Royal College of Art graduate Morten Grønning Nielse has designed ‘Happaratus,’ a glove with vibrating abrasive pads on the tip of each finger to enable people to shape hard materials like wood, stone and concrete with their hands.
Morten created what he describes as his “haptic power-tool” in collaboration with craftsmen such as sculptors, designers, model makers, and furniture restorers.
“The project takes an experimental approach to augment the human hand as a crafting tool, by increasing its power and capabilities,” said the designer. “So far, the journey has featured a series of conceptual experiments and mechanical explorations that helped uncover the potential for disrupting contemporary tools and work flows.”
Two abrasive pads at each fingertip oscillate in a specific motion that provides high efficiency and control.
3D printing is a popular choice among contemporary designers for prototyping, but critics like Richard Sennet have raised fears that “when the head and hand are separate, it is the head that suffers.” In his 2008 book, The Craftsman, he quotes the physicist Victor Weisskopf telling a group of MIT students who had worked exclusively with computerised experiments, “When you show me the result, the computer understands the answer, but I don’t think you understand the answer.” Happaratus enables designers to shape the material with their fingers, thus maintaining the link between head and hand.
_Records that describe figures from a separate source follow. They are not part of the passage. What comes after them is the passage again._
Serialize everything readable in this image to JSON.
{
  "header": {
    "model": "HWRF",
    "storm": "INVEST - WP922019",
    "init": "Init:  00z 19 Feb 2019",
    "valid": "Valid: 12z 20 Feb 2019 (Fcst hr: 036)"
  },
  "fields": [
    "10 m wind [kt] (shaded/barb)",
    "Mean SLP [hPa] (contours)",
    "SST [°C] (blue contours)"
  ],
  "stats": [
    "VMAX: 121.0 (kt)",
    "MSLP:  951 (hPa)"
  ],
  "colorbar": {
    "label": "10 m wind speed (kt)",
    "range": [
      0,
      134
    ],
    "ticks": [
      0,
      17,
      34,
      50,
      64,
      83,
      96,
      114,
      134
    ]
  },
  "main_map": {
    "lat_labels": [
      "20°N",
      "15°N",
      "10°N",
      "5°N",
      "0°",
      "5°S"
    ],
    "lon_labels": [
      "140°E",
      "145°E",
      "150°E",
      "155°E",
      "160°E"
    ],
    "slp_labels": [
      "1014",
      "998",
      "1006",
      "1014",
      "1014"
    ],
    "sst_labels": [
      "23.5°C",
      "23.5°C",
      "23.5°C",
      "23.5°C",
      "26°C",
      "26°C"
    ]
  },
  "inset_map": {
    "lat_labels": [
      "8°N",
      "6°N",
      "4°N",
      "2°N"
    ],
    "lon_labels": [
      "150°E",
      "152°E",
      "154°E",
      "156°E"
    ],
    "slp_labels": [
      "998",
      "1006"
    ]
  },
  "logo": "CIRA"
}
“Doing this directly with my fingertips, without distancing myself from the material, enables me to work much more intuitively with complex geometries and create ‘hand crafted’ prototypes really quickly,” said Morten. “I developed the tool because as a designer, I’m very interested in exploring geometries and the relationship between a form and the material it is made from.”
But it seems the potential for this project reaches beyond the designer’s original intentions. “I now see the invention as a disruptive tool that enables artisans to interact with materials in a new and unique way.” Sculptor David Neat has used the Happaratus to create Grinlings, a finished collection of balsa wood objects. “These objects demonstrate the opportunities in shape development and the soft form-language, which is characteristic of shapes generated with this augmentation of the human hand,” said Morten.
Beyond that he has had interest from the cleaning industry and even from surgeons who see application for the tool in bone and dental surgery. “Needless to say, there are some very exciting future applications of Happaratus that needs to be explored.” said Morten.
Happaratus will be on show as part of Dubai Design Week’s Global Grad Show alongside work from universities including Switzerland’s Ecole Cantonale d’Art de Lausanne (ECAL), Eindhoven University of Technology in the Netherlands, the United States’ Massachusetts Institute of Technology (MIT), and Hong Kong Polytechnic.